Is it possible to have two proposers in a single policy?
A proposer is merely a policy owner who purchases the policy and pays the premium. Kapil Mehta, CEO, Securenow.in, a Delhi-based insurance broker, said, "You may note that there is no prohibition in law for having more than one proposer. However, still, you may not find the option of making multiple proposers in a health insurance policy as the standard practice followed by the insurer is to have just one proposer. Even the proposal forms also cater to just one proposer."
Points to note
According to tax practitioners, while theoretically you can split the premium and claim the tax benefit separately, practically you may face a problem if any scrutiny arises. In a situation like this, tax-experts say that the health insurer issuing separate tax certificates in the name of spouses is a must. This will help in claiming tax benefit and also, one can keep it as a record for proof.

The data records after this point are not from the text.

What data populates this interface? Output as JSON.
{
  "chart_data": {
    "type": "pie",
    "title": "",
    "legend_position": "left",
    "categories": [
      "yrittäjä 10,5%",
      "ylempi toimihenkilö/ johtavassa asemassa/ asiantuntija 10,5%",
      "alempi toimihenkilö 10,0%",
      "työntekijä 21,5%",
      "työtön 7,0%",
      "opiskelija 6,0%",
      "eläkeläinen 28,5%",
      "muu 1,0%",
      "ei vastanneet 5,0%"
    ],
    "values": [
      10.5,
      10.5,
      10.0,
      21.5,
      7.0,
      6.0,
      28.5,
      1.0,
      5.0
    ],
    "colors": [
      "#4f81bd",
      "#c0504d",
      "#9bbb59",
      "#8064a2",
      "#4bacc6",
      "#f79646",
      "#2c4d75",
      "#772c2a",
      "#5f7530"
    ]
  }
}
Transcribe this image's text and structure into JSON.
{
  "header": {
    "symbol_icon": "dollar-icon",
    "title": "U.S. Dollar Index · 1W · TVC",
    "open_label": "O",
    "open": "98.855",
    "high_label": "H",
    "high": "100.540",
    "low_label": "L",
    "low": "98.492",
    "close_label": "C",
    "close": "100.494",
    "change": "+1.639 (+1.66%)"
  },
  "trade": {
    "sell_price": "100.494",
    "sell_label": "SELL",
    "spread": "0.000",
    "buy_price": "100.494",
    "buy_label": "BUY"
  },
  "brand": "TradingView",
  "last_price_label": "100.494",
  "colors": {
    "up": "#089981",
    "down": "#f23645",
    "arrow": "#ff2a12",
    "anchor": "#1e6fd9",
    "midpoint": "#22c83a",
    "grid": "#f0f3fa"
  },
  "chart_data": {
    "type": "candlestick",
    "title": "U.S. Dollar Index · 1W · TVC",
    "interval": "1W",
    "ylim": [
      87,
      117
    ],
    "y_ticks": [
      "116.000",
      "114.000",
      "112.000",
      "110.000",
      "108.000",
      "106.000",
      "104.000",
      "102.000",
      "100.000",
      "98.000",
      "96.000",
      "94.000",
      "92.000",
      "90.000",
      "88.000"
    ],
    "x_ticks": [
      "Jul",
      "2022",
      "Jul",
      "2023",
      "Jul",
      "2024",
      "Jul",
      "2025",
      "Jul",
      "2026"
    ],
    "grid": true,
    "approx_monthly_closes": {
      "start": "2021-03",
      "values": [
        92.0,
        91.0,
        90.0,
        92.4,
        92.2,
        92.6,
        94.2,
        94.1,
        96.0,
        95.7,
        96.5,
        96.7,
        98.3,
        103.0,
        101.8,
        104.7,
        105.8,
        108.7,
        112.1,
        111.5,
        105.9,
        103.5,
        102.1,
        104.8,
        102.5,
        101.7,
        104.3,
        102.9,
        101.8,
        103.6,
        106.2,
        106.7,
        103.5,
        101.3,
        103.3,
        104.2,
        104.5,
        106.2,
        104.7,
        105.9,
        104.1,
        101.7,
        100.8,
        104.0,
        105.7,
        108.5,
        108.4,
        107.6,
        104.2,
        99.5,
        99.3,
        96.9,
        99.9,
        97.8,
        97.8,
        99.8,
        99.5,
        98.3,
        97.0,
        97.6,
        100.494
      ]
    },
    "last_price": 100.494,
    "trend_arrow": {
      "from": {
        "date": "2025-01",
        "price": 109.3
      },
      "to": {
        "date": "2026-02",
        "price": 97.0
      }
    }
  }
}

Rajat Mohan, Partner, AMRG & Associates said technically income tax law requires a payment to be made for permissible insurance policies and in case such payment is supplemented by a tax benefit certificate from the insurance company then taxpayers can claim the benefit on each individual payment against the policy. "Therefore, before you and your spouse make such payments, first you should ask your insurer whether it would issue separate tax certificates for premium payment for a single policy."
Max Bupa Health Insurance, Aditya Birla Health Insurance, Aviva Health Insurance and Royal Sundaram Health Insurance did not respond to this correspondents' queries on the above subject.